The legacy of colonialism, both at the macro (institutional/diplomatic level) and micro (individual preferences and connections) is far from disappeared in the relations between African states and Europe and the current so-called migration crisis is in many ways nothing new. While there has been an increase in unauthorised crossings since the Arab Springs in the early 2010s, boat migration across the Mediterranean is not a new phenomenon. It is associated to restrictions being established on legal routes to migration for low-skilled migrants since 1990s.

The new proposed partnerships with African states are not per se negative, but it is naïve to think that Europe can just replicate the deal it signed with Turkey as we are engaging with very different institutional partners. The widely discussed conditionality of development aid to collaboration in immigration enforcement may seem reasonable on paper but reality is far more complex and how deterrence and development policies will interact  is different institutional contexts is hard to anticipate.

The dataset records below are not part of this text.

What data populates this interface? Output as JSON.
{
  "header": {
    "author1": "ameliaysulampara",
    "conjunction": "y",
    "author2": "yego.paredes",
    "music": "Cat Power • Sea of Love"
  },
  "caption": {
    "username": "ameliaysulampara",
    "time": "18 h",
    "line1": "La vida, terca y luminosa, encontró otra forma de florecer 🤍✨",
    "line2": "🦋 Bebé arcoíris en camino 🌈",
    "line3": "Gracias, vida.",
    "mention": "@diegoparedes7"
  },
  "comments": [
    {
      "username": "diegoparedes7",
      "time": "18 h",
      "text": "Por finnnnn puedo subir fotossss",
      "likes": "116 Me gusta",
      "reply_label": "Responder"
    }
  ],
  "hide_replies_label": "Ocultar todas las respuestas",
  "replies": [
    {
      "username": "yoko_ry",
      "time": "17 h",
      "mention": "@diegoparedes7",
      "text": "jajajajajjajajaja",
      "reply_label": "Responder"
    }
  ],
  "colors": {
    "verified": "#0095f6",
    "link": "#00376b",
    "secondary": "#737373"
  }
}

Moreover, if conditionality means asking to quasi dictatorships to do immigration control for Europe in exchange of bribes disguised as development aid, it doesn’t seem to me a sustainable strategy in the medium and long term. It also undermines the EU standing in the international arena.

The stabilisation of Libya may be the best tool for the EU for reducing irregular crossings but not because of better border enforcement, but because a safer Libya means that people will in greater number work there rather than trying the journey across the sea.

Intra-African migration is numerically more significant than that towards Europe, but this basic fact is often ignored in current policy debate on how to handle the ‘crisis’ and Eurocentric views tend to prevail producing a distortion in the way European policy makers see migration and set to address it.